Sin embargo, ese modelo ya topó, por varias razones:
- El costo de esos subsidios representa un lastre cada vez mayor sobre las finanzas estadounidenses. Aunque la actual crisis presupuestal (que tiene al Congreso sumido en el ridículo de legislarse cada 6 meses un nuevo “techo” para la deuda) es en muy buena parte un problema interno, los efectos de las “ayudas” al exterior se vuelven mucho más notorios entre más se acumulan los costos por pagar, con el gobierno operando en el equivalente de sacar una nueva tarjeta de crédito y utilizarla para pagar el saldo para los pagos mínimos de las otras 25 tarjetas.
- La opinión pública norteamericana está fastidiada de que los países beneficiarios (es decir, básicamente todos) ya dan por sentadas las ventajas de Bretton Woods y ni siquiera se molestan en responder con un mínimo de gratitud. Para ponerlo a escala humana, es pagarle las cervezas a toda la mesa, y que ni siquiera pretendan ser tus amigos.
- Especialmente China aprovechó las condiciones del pacto globalizador para multiplicar su manufactura, además de utilizar el dinero y las ventajas pagadas por los contribuyentes norteamericanos para comprarse su propio imperio y desplazar a los Estados Unidos en su zona natural de influencia (el sureste asiático) y extenderla paulatinamente en África, Europa, e incluso América Latina.
- Las condiciones demográficas y tecnológicas que hicieron económica y políticamente atractivo el modelo globalizador han dejado de existir. Conforme avanzan la inteligencia artificial y la impresión en 3d, la manufactura dejará de ser un juego de escala, para enfocarse en el diseño y la personalización. Ya no necesitarás millones de personas para producir y para consumir; y ya tampoco habrá esos millones. El invierno demográfico avanza mucho más rápido de lo esperado, no solo en Europa o Japón, también en América Latina, en Asia continental e incluso se acerca a África.

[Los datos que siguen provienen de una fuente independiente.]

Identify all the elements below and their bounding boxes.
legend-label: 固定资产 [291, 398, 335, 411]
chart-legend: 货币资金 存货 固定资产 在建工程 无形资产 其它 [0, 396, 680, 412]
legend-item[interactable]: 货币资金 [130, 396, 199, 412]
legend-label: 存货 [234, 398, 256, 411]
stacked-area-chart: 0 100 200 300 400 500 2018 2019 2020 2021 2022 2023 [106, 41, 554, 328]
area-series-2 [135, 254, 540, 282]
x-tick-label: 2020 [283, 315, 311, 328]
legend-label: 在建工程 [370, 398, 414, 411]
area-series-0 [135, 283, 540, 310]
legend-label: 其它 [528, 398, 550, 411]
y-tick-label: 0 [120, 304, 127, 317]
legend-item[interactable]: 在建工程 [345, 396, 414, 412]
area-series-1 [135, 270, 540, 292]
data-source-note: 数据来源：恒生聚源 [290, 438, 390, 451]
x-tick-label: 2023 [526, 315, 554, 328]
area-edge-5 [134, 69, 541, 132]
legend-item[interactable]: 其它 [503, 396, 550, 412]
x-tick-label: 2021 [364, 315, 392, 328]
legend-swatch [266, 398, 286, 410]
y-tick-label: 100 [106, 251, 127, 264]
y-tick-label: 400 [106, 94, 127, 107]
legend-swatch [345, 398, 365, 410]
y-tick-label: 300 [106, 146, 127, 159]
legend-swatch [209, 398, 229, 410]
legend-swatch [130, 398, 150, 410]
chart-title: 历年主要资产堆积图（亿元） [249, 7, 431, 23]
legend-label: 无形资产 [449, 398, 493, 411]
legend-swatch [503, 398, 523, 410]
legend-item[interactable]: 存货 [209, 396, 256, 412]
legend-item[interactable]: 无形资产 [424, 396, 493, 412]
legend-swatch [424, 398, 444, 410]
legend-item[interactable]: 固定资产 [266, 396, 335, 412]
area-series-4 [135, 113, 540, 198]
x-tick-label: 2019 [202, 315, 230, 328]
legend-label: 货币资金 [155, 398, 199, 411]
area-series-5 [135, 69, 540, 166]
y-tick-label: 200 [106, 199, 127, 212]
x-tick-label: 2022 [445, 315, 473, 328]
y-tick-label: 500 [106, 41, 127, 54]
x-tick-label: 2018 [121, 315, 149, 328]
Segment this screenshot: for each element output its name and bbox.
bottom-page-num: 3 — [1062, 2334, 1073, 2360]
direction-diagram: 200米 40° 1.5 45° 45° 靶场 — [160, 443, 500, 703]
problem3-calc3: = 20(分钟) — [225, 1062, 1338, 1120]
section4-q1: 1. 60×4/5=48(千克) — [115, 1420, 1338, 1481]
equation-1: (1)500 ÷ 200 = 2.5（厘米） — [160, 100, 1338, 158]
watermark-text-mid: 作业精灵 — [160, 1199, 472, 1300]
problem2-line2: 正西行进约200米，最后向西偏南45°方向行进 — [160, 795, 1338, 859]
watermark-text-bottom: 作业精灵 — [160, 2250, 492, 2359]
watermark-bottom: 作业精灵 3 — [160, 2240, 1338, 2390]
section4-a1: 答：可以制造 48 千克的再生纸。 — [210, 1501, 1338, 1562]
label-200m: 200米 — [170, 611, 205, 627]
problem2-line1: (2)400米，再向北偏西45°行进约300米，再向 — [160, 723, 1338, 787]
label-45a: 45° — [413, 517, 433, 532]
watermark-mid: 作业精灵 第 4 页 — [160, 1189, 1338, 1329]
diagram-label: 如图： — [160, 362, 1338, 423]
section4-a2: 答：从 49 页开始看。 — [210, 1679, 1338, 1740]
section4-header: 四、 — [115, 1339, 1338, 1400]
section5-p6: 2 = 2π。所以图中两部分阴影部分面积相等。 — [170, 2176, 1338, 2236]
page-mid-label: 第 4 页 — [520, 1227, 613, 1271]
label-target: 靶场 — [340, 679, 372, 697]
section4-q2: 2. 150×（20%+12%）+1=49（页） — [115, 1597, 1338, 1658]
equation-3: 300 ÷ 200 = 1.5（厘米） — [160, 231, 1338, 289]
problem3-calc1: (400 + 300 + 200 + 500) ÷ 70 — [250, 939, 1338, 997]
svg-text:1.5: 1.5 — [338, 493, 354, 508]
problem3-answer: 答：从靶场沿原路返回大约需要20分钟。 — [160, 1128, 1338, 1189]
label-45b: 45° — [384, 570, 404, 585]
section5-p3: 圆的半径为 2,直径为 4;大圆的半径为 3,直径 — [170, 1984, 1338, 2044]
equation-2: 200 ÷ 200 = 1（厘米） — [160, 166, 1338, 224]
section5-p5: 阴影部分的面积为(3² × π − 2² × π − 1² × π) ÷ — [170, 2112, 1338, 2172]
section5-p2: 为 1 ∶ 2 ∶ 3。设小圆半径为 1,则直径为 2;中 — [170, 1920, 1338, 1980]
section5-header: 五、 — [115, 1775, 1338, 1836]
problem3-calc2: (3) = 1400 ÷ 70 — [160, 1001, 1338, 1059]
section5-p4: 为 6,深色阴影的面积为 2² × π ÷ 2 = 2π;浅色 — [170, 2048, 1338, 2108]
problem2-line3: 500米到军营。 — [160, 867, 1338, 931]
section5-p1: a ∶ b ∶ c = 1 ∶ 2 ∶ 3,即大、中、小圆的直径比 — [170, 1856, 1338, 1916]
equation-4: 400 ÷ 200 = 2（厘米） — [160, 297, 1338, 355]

En las nuevas condiciones, la idea de reconcentrar inversiones en América se vuelve mucho más atractiva para los Estados Unidos. Entonces, adiós a la globalización, y bienvenidos al nuevo modelo.
La clave está en uno de los comunicados que emitió el fin de semana la Casa Blanca, para explicar los aranceles contra México, China y Canadá: “el acceso al mercado norteamericano es un privilegio. Los Estados Unidos tienen una de las economías más abiertas del mundo, y los aranceles promedio más bajos del mundo”. En palabras del propio Donald Trump, según dijo el pasado 2 de febrero “tenemos grandes déficits con Canadá, México y China (¡y casi todos los países!) ya no seremos el ‘país estúpido’ nunca más”.
Podemos no estar de acuerdo con su visión proteccionista de la economía, pero no podemos cerrar los ojos al cambio que está en marcha. Los hechos son los que son, a Trump la gente (desde los votantes hasta los grupos de poder) lo puso de regreso en la Casa Blanca para convertir esa visión de America First en una nueva forma de comercio, destinada a consolidarse durante las próximas décadas.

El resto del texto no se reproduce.